Es kann auch mit Umlagen oder Verrechnungssätze dem Kostenverursachungsprinzip nähergekommen werden. Die Gemeinkosten "Personalverrechnung" den Personalgemeinkosten (K3-Blatt) zuzurechnen trifft das Prinzip eher, als über einen einzigen Geschäftsgemeinkostenzuschlag (K2-Blatt) auf alle Kostenarten auch das Material damit zu belasten (Material verursacht keine Personalverrechnungskosten). Gottseidank wird trotz Verlassen des Kostenverursachungsprinzips diese Art der Umlage nicht als "Mischkalkulation" gebrandmarkt. Die Kalkulationsfreiheit ist in einer freien Marktwirtschaft ein hohes Gut. Auch die ÖNORM B 2061 hebt die Kalkulationsfreiheit hervor (siehe Abschnitt 1).
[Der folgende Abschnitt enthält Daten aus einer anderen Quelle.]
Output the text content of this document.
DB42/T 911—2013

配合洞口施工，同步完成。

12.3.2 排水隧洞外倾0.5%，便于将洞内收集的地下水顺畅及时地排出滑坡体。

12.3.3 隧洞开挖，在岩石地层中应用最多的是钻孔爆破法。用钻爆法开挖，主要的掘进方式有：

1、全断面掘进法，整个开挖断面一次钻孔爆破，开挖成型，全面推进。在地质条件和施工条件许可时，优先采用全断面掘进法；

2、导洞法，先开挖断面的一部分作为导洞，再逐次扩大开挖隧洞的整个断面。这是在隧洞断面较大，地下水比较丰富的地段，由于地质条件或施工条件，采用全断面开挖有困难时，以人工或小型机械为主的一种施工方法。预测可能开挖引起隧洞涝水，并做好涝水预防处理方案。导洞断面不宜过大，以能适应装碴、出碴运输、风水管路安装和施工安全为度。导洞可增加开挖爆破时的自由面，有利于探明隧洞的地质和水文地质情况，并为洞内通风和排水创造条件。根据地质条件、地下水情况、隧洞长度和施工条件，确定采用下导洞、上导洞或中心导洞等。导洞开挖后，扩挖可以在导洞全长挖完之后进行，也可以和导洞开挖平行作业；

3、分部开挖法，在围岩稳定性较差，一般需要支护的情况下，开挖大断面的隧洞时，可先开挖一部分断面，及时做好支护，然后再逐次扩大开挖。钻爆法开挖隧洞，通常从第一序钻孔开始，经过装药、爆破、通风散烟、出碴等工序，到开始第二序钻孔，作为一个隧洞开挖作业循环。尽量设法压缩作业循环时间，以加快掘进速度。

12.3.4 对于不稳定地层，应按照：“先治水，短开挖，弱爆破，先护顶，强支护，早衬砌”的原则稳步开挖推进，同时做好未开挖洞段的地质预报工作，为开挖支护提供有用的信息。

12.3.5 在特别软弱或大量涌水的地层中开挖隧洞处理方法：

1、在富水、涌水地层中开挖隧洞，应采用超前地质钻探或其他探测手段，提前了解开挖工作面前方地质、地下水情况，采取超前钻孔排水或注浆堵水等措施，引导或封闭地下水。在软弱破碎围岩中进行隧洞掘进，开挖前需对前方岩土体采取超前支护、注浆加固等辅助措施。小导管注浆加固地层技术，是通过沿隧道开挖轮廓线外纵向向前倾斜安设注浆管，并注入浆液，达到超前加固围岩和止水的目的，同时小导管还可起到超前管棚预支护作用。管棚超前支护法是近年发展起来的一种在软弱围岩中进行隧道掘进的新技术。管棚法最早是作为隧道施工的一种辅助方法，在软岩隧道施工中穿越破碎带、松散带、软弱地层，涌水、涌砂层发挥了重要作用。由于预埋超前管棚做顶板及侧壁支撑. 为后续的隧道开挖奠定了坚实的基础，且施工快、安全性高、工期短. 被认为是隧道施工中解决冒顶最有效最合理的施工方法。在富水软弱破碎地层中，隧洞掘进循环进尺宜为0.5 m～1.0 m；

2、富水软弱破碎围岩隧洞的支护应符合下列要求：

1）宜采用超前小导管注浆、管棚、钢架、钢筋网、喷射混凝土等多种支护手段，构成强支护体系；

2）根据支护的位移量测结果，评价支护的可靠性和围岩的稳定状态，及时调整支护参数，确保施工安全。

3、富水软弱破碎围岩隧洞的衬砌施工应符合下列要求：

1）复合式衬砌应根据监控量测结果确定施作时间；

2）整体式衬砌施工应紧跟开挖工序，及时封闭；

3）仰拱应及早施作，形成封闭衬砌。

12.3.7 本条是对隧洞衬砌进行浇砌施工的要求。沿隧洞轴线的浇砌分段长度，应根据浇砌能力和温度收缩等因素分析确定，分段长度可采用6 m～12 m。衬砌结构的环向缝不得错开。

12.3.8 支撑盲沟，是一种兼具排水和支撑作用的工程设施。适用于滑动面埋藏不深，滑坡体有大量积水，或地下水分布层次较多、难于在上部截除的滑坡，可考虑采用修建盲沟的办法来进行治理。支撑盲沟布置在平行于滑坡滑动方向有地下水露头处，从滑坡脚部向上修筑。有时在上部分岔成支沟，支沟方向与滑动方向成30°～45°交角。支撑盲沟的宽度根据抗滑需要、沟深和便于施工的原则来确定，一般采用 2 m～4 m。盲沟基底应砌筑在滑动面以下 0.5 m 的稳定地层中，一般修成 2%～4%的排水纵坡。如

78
Die Position "Kosten eigene Baubetrieb" ist eine Gemeinkostenposition und nur (möglicher) Kostenträger von durch den Baubetrieb verursachte "eigene Kosten".
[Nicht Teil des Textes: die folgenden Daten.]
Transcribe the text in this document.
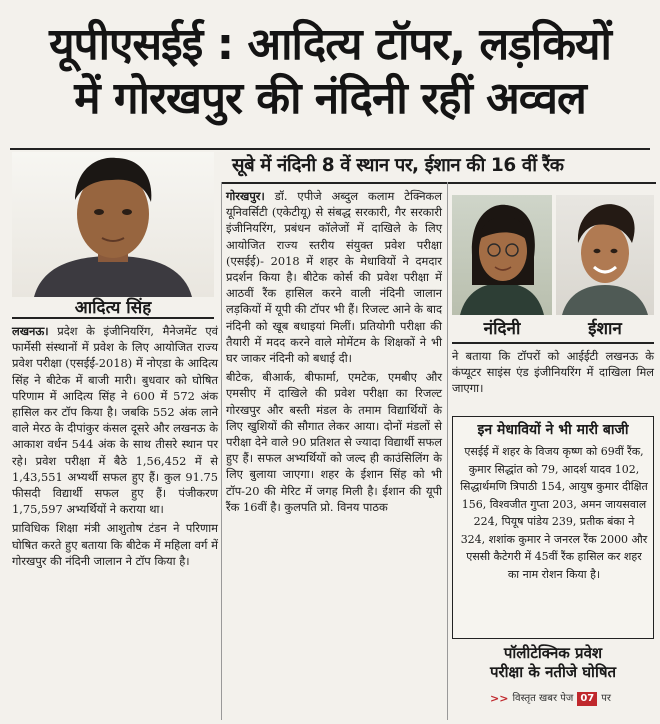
यूपीएसईई : आदित्य टॉपर, लड़कियों
में गोरखपुर की नंदिनी रहीं अव्वल
आदित्य सिंह

लखनऊ। प्रदेश के इंजीनियरिंग, मैनेजमेंट एवं फार्मेसी संस्थानों में प्रवेश के लिए आयोजित राज्य प्रवेश परीक्षा (एसईई-2018) में नोएडा के आदित्य सिंह ने बीटेक में बाजी मारी। बुधवार को घोषित परिणाम में आदित्य सिंह ने 600 में 572 अंक हासिल कर टॉप किया है। जबकि 552 अंक लाने वाले मेरठ के दीपांकुर कंसल दूसरे और लखनऊ के आकाश वर्धन 544 अंक के साथ तीसरे स्थान पर रहे। प्रवेश परीक्षा में बैठे 1,56,452 में से 1,43,551 अभ्यर्थी सफल हुए हैं। कुल 91.75 फीसदी विद्यार्थी सफल हुए हैं। पंजीकरण 1,75,597 अभ्यर्थियों ने कराया था।

प्राविधिक शिक्षा मंत्री आशुतोष टंडन ने परिणाम घोषित करते हुए बताया कि बीटेक में महिला वर्ग में गोरखपुर की नंदिनी जालान ने टॉप किया है।

सूबे में नंदिनी 8 वें स्थान पर, ईशान की 16 वीं रैंक

गोरखपुर। डॉ. एपीजे अब्दुल कलाम टेक्निकल यूनिवर्सिटी (एकेटीयू) से संबद्ध सरकारी, गैर सरकारी इंजीनियरिंग, प्रबंधन कॉलेजों में दाखिले के लिए आयोजित राज्य स्तरीय संयुक्त प्रवेश परीक्षा (एसईई)- 2018 में शहर के मेधावियों ने दमदार प्रदर्शन किया है। बीटेक कोर्स की प्रवेश परीक्षा में आठवीं रैंक हासिल करने वाली नंदिनी जालान लड़कियों में यूपी की टॉपर भी हैं। रिजल्ट आने के बाद नंदिनी को खूब बधाइयां मिलीं। प्रतियोगी परीक्षा की तैयारी में मदद करने वाले मोमेंटम के शिक्षकों ने भी घर जाकर नंदिनी को बधाई दी।

बीटेक, बीआर्क, बीफार्मा, एमटेक, एमबीए और एमसीए में दाखिले की प्रवेश परीक्षा का रिजल्ट गोरखपुर और बस्ती मंडल के तमाम विद्यार्थियों के लिए खुशियों की सौगात लेकर आया। दोनों मंडलों से परीक्षा देने वाले 90 प्रतिशत से ज्यादा विद्यार्थी सफल हुए हैं। सफल अभ्यर्थियों को जल्द ही काउंसिलिंग के लिए बुलाया जाएगा। शहर के ईशान सिंह को भी टॉप-20 की मेरिट में जगह मिली है। ईशान की यूपी रैंक 16वीं है। कुलपति प्रो. विनय पाठक

नंदिनी	ईशान

ने बताया कि टॉपरों को आईईटी लखनऊ के कंप्यूटर साइंस एंड इंजीनियरिंग में दाखिला मिल जाएगा।

इन मेधावियों ने भी मारी बाजी
एसईई में शहर के विजय कृष्ण को 69वीं रैंक, कुमार सिद्धांत को 79, आदर्श यादव 102, सिद्धार्थमणि त्रिपाठी 154, आयुष कुमार दीक्षित 156, विश्वजीत गुप्ता 203, अमन जायसवाल 224, पियूष पांडेय 239, प्रतीक बंका ने 324, शशांक कुमार ने जनरल रैंक 2000 और एससी कैटेगरी में 45वीं रैंक हासिल कर शहर का नाम रोशन किया है।
पॉलीटेक्निक प्रवेश
परीक्षा के नतीजे घोषित
>> विस्तृत खबर पेज 07 पर
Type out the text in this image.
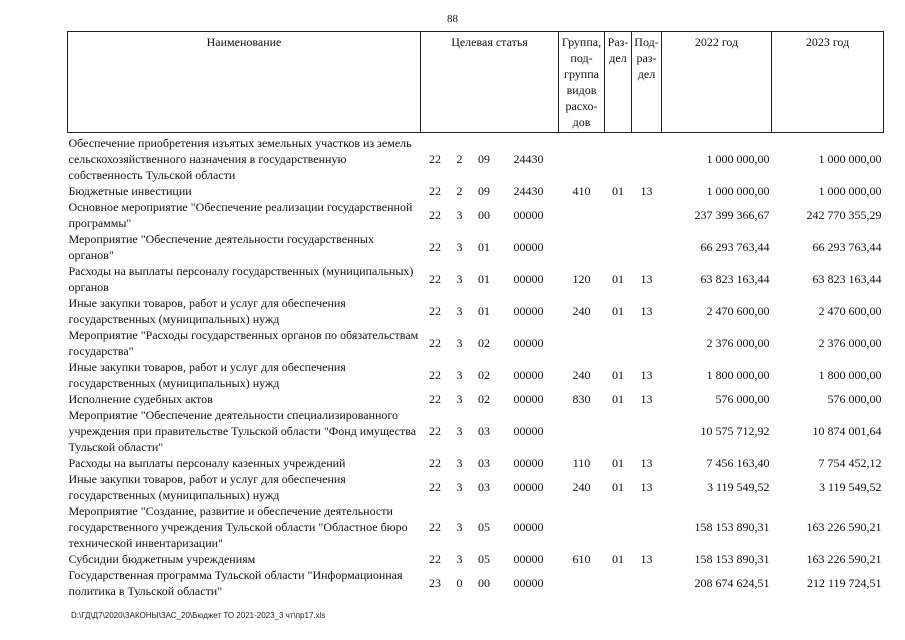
88
Наименование	Целевая статья				Группа, под- группа видов расхо- дов	Раз- дел	Под- раз- дел	2022 год	2023 год
Обеспечение приобретения изъятых земельных участков из земель сельскохозяйственного назначения в государственную собственность Тульской области	22	2	09	24430				1 000 000,00	1 000 000,00
Бюджетные инвестиции	22	2	09	24430	410	01	13	1 000 000,00	1 000 000,00
Основное мероприятие "Обеспечение реализации государственной программы"	22	3	00	00000				237 399 366,67	242 770 355,29
Мероприятие "Обеспечение деятельности государственных органов"	22	3	01	00000				66 293 763,44	66 293 763,44
Расходы на выплаты персоналу государственных (муниципальных) органов	22	3	01	00000	120	01	13	63 823 163,44	63 823 163,44
Иные закупки товаров, работ и услуг для обеспечения государственных (муниципальных) нужд	22	3	01	00000	240	01	13	2 470 600,00	2 470 600,00
Мероприятие "Расходы государственных органов по обязательствам государства"	22	3	02	00000				2 376 000,00	2 376 000,00
Иные закупки товаров, работ и услуг для обеспечения государственных (муниципальных) нужд	22	3	02	00000	240	01	13	1 800 000,00	1 800 000,00
Исполнение судебных актов	22	3	02	00000	830	01	13	576 000,00	576 000,00
Мероприятие "Обеспечение деятельности специализированного учреждения при правительстве Тульской области "Фонд имущества Тульской области"	22	3	03	00000				10 575 712,92	10 874 001,64
Расходы на выплаты персоналу казенных учреждений	22	3	03	00000	110	01	13	7 456 163,40	7 754 452,12
Иные закупки товаров, работ и услуг для обеспечения государственных (муниципальных) нужд	22	3	03	00000	240	01	13	3 119 549,52	3 119 549,52
Мероприятие "Создание, развитие и обеспечение деятельности государственного учреждения Тульской области "Областное бюро технической инвентаризации"	22	3	05	00000				158 153 890,31	163 226 590,21
Субсидии бюджетным учреждениям	22	3	05	00000	610	01	13	158 153 890,31	163 226 590,21
Государственная программа Тульской области "Информационная политика в Тульской области"	23	0	00	00000				208 674 624,51	212 119 724,51
D:\ГД\Д7\2020\ЗАКОНЫ\ЗАС_20\Бюджет ТО 2021-2023_3 чт\пр17.xls
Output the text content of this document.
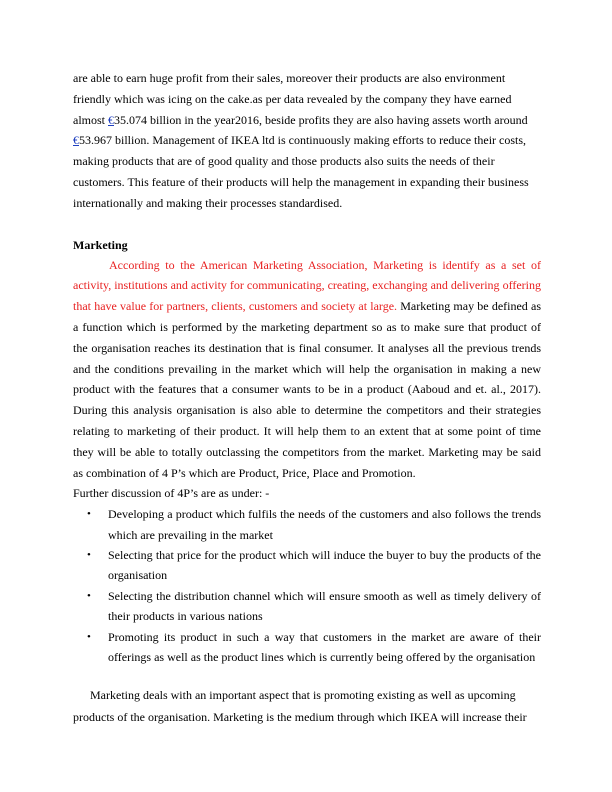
are able to earn huge profit from their sales, moreover their products are also environment friendly which was icing on the cake.as per data revealed by the company they have earned almost €35.074 billion in the year2016, beside profits they are also having assets worth around €53.967 billion. Management of IKEA ltd is continuously making efforts to reduce their costs, making products that are of good quality and those products also suits the needs of their customers. This feature of their products will help the management in expanding their business internationally and making their processes standardised.

Marketing

According to the American Marketing Association, Marketing is identify as a set of activity, institutions and activity for communicating, creating, exchanging and delivering offering that have value for partners, clients, customers and society at large. Marketing may be defined as a function which is performed by the marketing department so as to make sure that product of the organisation reaches its destination that is final consumer. It analyses all the previous trends and the conditions prevailing in the market which will help the organisation in making a new product with the features that a consumer wants to be in a product (Aaboud and et. al., 2017). During this analysis organisation is also able to determine the competitors and their strategies relating to marketing of their product. It will help them to an extent that at some point of time they will be able to totally outclassing the competitors from the market. Marketing may be said as combination of 4 P’s which are Product, Price, Place and Promotion.

Further discussion of 4P’s are as under: -

• Developing a product which fulfils the needs of the customers and also follows the trends which are prevailing in the market
• Selecting that price for the product which will induce the buyer to buy the products of the organisation
• Selecting the distribution channel which will ensure smooth as well as timely delivery of their products in various nations
• Promoting its product in such a way that customers in the market are aware of their offerings as well as the product lines which is currently being offered by the organisation

Marketing deals with an important aspect that is promoting existing as well as upcoming products of the organisation. Marketing is the medium through which IKEA will increase their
Die Position "Kosten eigene Baubetrieb" verursacht keine Kosten. Nach dem Kostenverursachungsprinzip sind dieser Position daher keine Kosten zuzuweisen. Die eigenen Kosten verursacht durch Baubetrieb (das ist das Erstellen der Leistung) entstehen durch die Erbringung der mit den Leistungspositionen vereinbarten Leistungen.

Im gegenständlichen Fall geht es um Bauleitungskosten. Die Ausführungen beziehen sich speziell auf diese.

Bauleitungskosten werden durch die Leistungserbringung wie Dispersionsfarbe aufbringen an Wänden, Decken usw oder Anstriche auf Metall verursacht. Die Argumentation des Auftraggebers mit dem Kostenverursachungsprinzip ist daher betriebswirtschaftlich widersinnig und falsch. (Der AG hat nämlich in der Ausscheidenserklärung wie folgt festgehalten: "Aus Ihren Aufklärungen geht hervor, dass das Kostenverursachungsprinzip nicht beachtet wurde. Kosten sind in den Positionen zu kalkulieren, wo diese verursacht werden. Die Verlagerung von Kosten in andere Positionen ist nicht zulässig."

Eine Leistungsposition ist Verursacher von jenen Kosten, die für die Erbringung der in der Position beschriebenen Leistung erforderlich sind. Eine Leistungsposition ist Kostenverursacher und nach dem Kostenverursachungsprinzip auch Kostenträger. Nachdem Kostenverursachungsprinzip dürfen von einer Leistungsposition verursachte Kosten nicht auf andere Kostenträger (zB andere Leistungspositionen) umgelegt werden. Dann liegt eine mit dem Kostenverursachungsprinzip nicht kompatible Mischpreiskalkulation vor. Dass vergaberechtlich diese Art der Mischpreisbildung verpönt ist, ist auch betriebswirtschaftlich begründet.

Ganz anders aber der Umgang mit Gemeinkosten. Das Kostenverursachungsprinzip verlangt, so weit wie möglich Kosten der kostenverursachenden Leistung zuzurechnen. Die Gemeinkosten sollen so gering wie möglich gehalten werden. Das kann ein Unternehmer extensiver vornehmen als ein anderer, deshalb darf auch das Verhältnis zwischen Einzelkosten und Gemeinkosten im Vergleich von Kalkulationen einzelner Unternehmer abweichen.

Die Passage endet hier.